A $1.5 million check was given to the City of Westminster, California, Oct. 19 by state Sen. Tom Umberg (D-Santa Ana) Oct. 19 that will allow for the completion of the Mendez Freedom Trail in honor of a 1940’s civil rights case that desegregated California public schools.
In the 1940s, Gonzalo and Felicitas Mendez attempted to send their children to 17th Street School, which was designated for white children. The Mendez family—who were U.S. citizens and Westminster residents, but were of Hispanic descent—were denied entry and instructed to send their children to Hoover Elementary instead.
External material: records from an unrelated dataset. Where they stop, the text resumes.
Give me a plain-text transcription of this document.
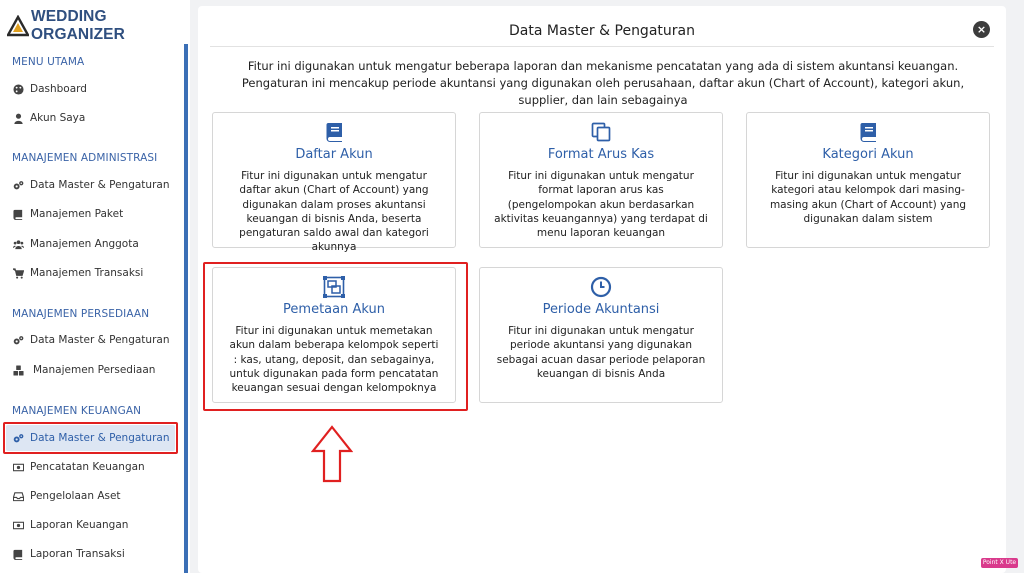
WEDDING ORGANIZER
MENU UTAMA
Dashboard
Akun Saya
MANAJEMEN ADMINISTRASI
Data Master & Pengaturan
Manajemen Paket
Manajemen Anggota
Manajemen Transaksi
MANAJEMEN PERSEDIAAN
Data Master & Pengaturan
Manajemen Persediaan
MANAJEMEN KEUANGAN
Data Master & Pengaturan
Pencatatan Keuangan
Pengelolaan Aset
Laporan Keuangan
Laporan Transaksi
Data Master & Pengaturan	×
Fitur ini digunakan untuk mengatur beberapa laporan dan mekanisme pencatatan yang ada di sistem akuntansi keuangan. Pengaturan ini mencakup periode akuntansi yang digunakan oleh perusahaan, daftar akun (Chart of Account), kategori akun, supplier, dan lain sebagainya
Daftar Akun
Fitur ini digunakan untuk mengatur daftar akun (Chart of Account) yang digunakan dalam proses akuntansi keuangan di bisnis Anda, beserta pengaturan saldo awal dan kategori akunnya
Format Arus Kas
Fitur ini digunakan untuk mengatur format laporan arus kas (pengelompokan akun berdasarkan aktivitas keuangannya) yang terdapat di menu laporan keuangan
Kategori Akun
Fitur ini digunakan untuk mengatur kategori atau kelompok dari masing-masing akun (Chart of Account) yang digunakan dalam sistem
Pemetaan Akun
Fitur ini digunakan untuk memetakan akun dalam beberapa kelompok seperti : kas, utang, deposit, dan sebagainya, untuk digunakan pada form pencatatan keuangan sesuai dengan kelompoknya
Periode Akuntansi
Fitur ini digunakan untuk mengatur periode akuntansi yang digunakan sebagai acuan dasar periode pelaporan keuangan di bisnis Anda
Point X Ute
The denial of the Mendez’s into the white-only school prompted them and other families of Mexican descent to challenge the segregation in court—where a U.S. Ninth Circuit Court of Appeals ruled in favor of the families in 1947—with the decision helping to end segregation of California schools.
The win paved way to the more well-known 1954 Brown v. Board of Education, which made it federally illegal to segregate people by race.
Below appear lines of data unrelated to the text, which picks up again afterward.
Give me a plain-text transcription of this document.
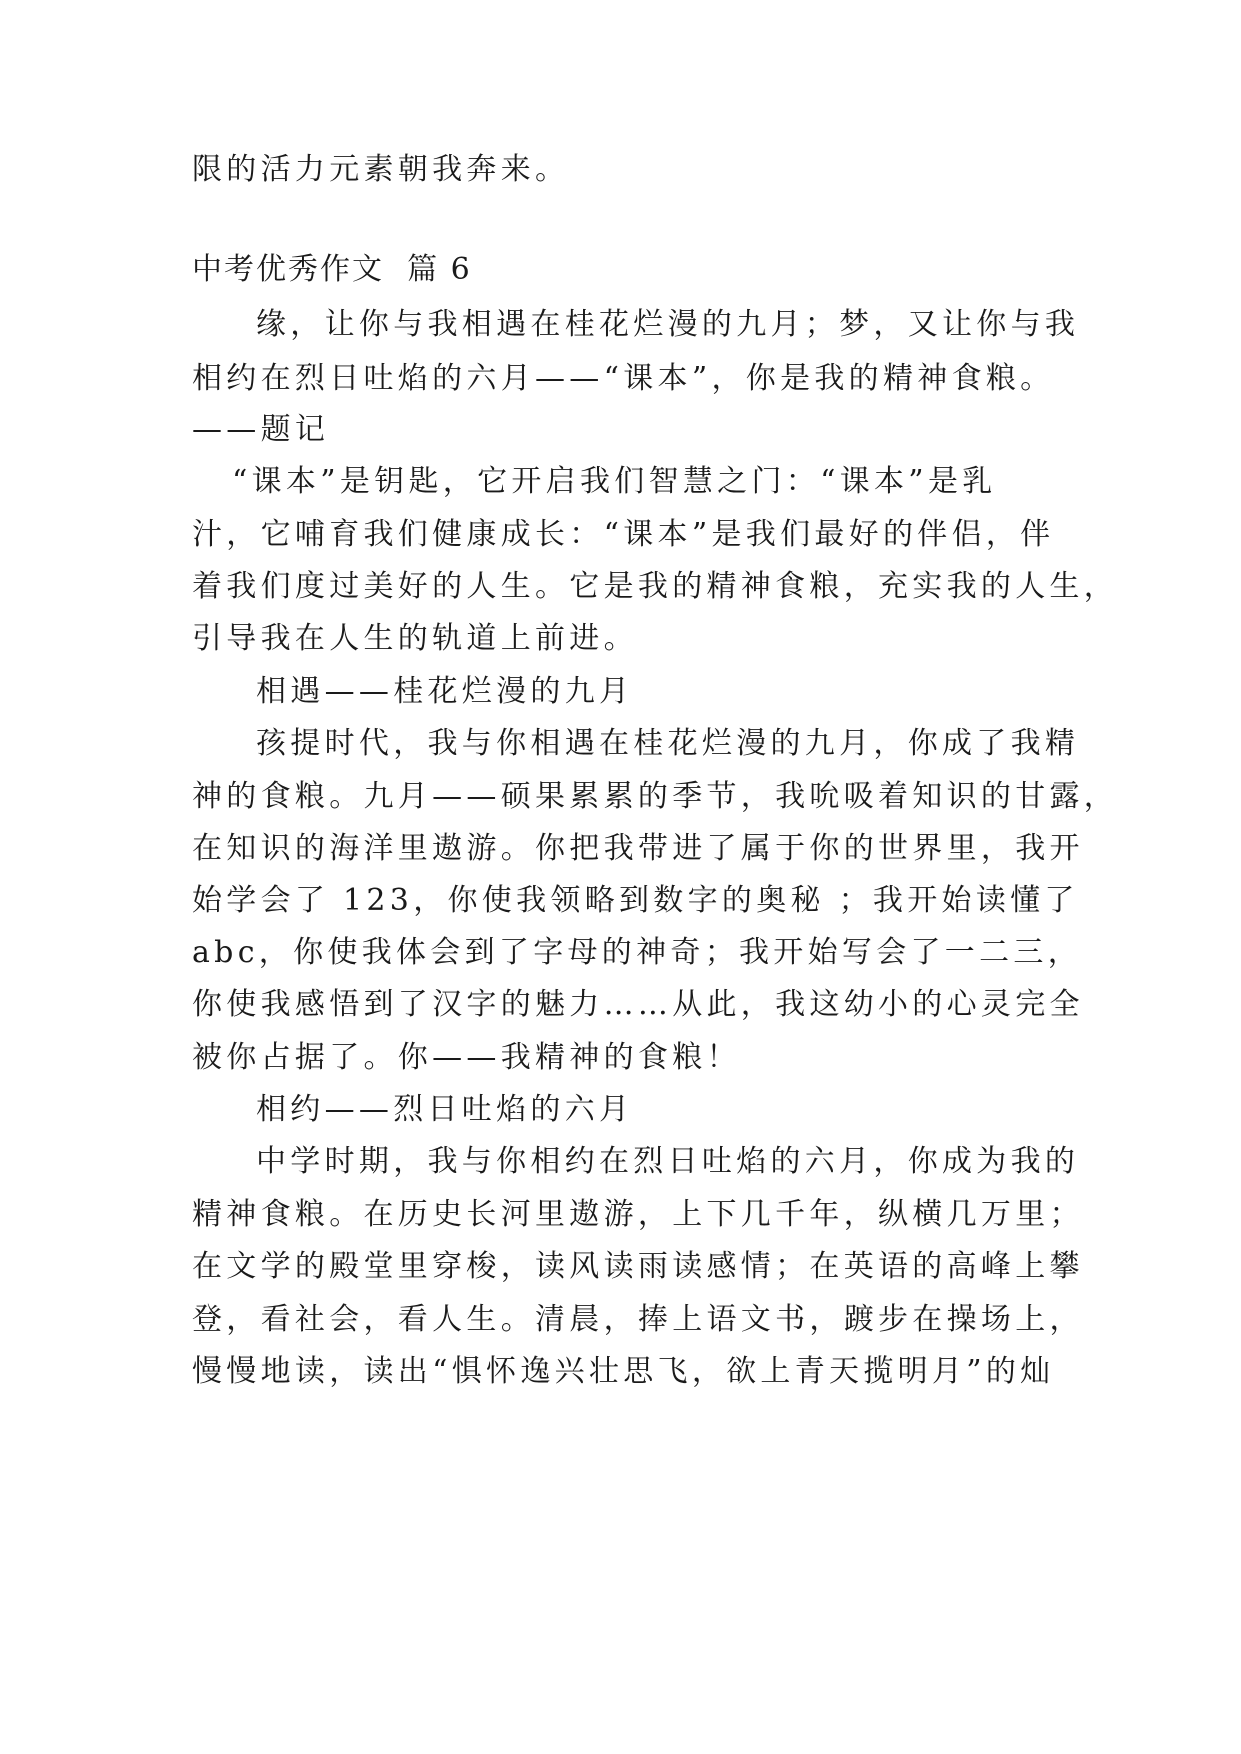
限的活力元素朝我奔来。
中考优秀作文  篇 6
缘，让你与我相遇在桂花烂漫的九月；梦，又让你与我
相约在烈日吐焰的六月——“课本”，你是我的精神食粮。
——题记
“课本”是钥匙，它开启我们智慧之门：“课本”是乳
汁，它哺育我们健康成长：“课本”是我们最好的伴侣，伴
着我们度过美好的人生。它是我的精神食粮，充实我的人生，
引导我在人生的轨道上前进。
相遇——桂花烂漫的九月
孩提时代，我与你相遇在桂花烂漫的九月，你成了我精
神的食粮。九月——硕果累累的季节，我吮吸着知识的甘露，
在知识的海洋里遨游。你把我带进了属于你的世界里，我开
始学会了 123，你使我领略到数字的奥秘 ；我开始读懂了
abc，你使我体会到了字母的神奇；我开始写会了一二三，
你使我感悟到了汉字的魅力……从此，我这幼小的心灵完全
被你占据了。你——我精神的食粮！
相约——烈日吐焰的六月
中学时期，我与你相约在烈日吐焰的六月，你成为我的
精神食粮。在历史长河里遨游，上下几千年，纵横几万里；
在文学的殿堂里穿梭，读风读雨读感情；在英语的高峰上攀
登，看社会，看人生。清晨，捧上语文书，踱步在操场上，
慢慢地读，读出“惧怀逸兴壮思飞，欲上青天揽明月”的灿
In attendance at the conference was Sylvia Mendez, one of the children represented in the case, who is now a civil rights activist.
“I want to thank the Mendez family for their dedication, for their fighting for justice, for their fighting for equal rights, equal opportunity for many generations who couldn’t have the same equal opportunity to participate in a public school,” Westminster Mayor Tri Ta said at an Oct. 19 press conference in at the Mendez Tribute Monument Park in Westminster.
The money will help the Mendez Freedom Trail and the Mendez Tribute Monument Park—honoring the legacy of the segregated children and the successful court case.
The park will feature statues of children holding books in an effort to symbolize the 5,000 children represented in the class-action lawsuit, and will also have statues of Gonzalo and Felicitas Mendez.
Additionally, the walls in the park will be interactive for children and “come to life” with a smartphone or computer and teach about the history of the case, a first of its kind for a community park.
“It’s an important project, not just for today, but for a long long time in the future,” Umberg said. “It’s important because we want to make sure that young people know what courage it took by the Mendez family to right a wrong. It’s so important in our history that our young people understand the mistakes we’ve made.”
Talking to Sylvia, Umberg said, “Your parents recognized this mistake and they had the courage to correct that mistake. It’s another lesson for young people that when you see a wrong. It’s your responsibility to correct that wrong and they did that.”
Former Westminster Councilman Diego Contreras, who originally brought the project to the council’s attention in 2017, said he wanted people, and especially children, to learn about the groundbreaking case, due to him not knowing about it for many years despite growing up in Westminster.
“I grew up here, went to school here. Why didn’t I learn about it? And I asked myself how can we change that. So thankfully with the help of the council we want to make sure that every student learns about it while they’re still in elementary school, and use it as a story to empower themselves about what’s possible when you come together and believe in equity, equality, and it’s really exciting to have students learn about it at an early age,” Contreras said.